Edge International

Prioritising Initiatives – Avoiding the Seven Deadly Sins

Nick Jarrett-Kerr

I have often noticed that firms do not always seem to prioritise initiatives sufficiently carefully. My experience is that one or more of the following seven things get in the way of proper planning and implementation:

  1. He (or she) who shouts loudest for resources will often get them;
  2. Prioritisation is decided on positions of power or because of internal politics, and not on what is likely to be best for the firm;
  3. Initiatives – particularly office moves – are agreed on gut instinct in an effort to outshine competitors and with little by way of cost-benefit analysis;
  4. The managing partner and the top management team end up with a long list of projects, and working partners avoid getting any; lack of resources mean that urgent or easy jobs get done even if they lack importance;
  5. There is no attempt at prioritisation and the firm ends up with a proliferation of half-completed and abandoned projects;
  6. Overstretched partners agree to take on projects for which realistically they will have little or no time.

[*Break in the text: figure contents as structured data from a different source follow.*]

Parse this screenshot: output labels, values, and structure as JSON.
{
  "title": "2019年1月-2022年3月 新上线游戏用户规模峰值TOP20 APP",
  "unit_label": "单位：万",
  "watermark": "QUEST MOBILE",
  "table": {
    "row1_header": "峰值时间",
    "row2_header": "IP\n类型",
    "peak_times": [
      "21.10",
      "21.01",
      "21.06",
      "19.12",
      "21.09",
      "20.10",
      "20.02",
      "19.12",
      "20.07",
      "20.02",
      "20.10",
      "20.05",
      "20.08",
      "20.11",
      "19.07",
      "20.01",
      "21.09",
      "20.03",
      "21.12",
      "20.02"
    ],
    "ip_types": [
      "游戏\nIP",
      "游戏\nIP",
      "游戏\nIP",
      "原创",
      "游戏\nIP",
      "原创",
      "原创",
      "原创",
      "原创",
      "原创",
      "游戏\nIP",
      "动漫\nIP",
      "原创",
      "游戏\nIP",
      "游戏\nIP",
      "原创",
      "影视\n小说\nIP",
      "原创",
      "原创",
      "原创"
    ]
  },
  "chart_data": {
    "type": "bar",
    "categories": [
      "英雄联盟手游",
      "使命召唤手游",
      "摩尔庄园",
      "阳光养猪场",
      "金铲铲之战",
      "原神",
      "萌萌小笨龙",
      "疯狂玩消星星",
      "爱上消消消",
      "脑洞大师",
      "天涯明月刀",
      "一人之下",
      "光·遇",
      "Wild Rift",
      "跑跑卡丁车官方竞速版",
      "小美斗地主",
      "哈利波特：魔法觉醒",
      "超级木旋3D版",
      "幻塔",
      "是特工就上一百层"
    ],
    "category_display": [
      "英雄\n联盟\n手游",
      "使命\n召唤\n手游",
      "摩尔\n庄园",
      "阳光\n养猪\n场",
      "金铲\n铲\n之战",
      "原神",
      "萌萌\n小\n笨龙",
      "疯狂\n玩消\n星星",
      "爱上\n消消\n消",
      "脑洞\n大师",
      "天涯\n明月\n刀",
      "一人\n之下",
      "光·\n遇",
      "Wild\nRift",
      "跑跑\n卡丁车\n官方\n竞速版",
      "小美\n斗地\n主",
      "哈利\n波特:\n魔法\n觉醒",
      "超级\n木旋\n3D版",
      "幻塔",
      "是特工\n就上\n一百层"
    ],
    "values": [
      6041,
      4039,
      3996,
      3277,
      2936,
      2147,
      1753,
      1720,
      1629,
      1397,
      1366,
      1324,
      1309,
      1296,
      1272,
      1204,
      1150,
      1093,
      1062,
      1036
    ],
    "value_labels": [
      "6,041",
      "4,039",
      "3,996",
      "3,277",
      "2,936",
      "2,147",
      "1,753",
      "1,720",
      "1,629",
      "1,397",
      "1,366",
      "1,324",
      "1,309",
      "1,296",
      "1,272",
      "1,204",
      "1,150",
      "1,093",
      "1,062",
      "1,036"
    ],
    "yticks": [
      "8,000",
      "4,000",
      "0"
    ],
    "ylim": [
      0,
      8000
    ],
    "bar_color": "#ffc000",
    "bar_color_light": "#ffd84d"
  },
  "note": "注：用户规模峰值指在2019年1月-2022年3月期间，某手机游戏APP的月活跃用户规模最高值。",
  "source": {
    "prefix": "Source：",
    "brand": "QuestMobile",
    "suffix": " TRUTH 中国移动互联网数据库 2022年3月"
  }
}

Initiatives are agreed upon which everybody knows will never actually happen, usually because of lack of time or proper accountability;
  7. Projects are decided without proper assessment or analysis, either on a copy-cat basis or on a simple assertion that “we must do this”.

It is of course true that strategic plans generally generate multiple initiatives across the firm, including projects which are both practice-group specific and those which cross group boundaries. But priority decisions need to be made as objectively and clinically as possible. I suggest therefore that strategic initiatives should be tested against four important criteria:

  • Strategic alignment – What part of our strategy is this initiative intended to support? What goal or objective is this project aimed at?
  • Strategic Benefit and Outcomes – What are the expected outcomes and results?
  • Resources – What are the resources needed to bring the project to success? What are the costs and funding implications, and what are the time requirements?
  • Capabilities – What is our confidence in our ability to deliver this project? What degree of change is necessary, and what is the risk if things go wrong?

The various strategic initiatives can then be scored or assessed to agree on the most promising set of overall initiatives. This process also helps the firm to arrive at the performance indicators, financial metrics and strategic milestones which should lead to and define success.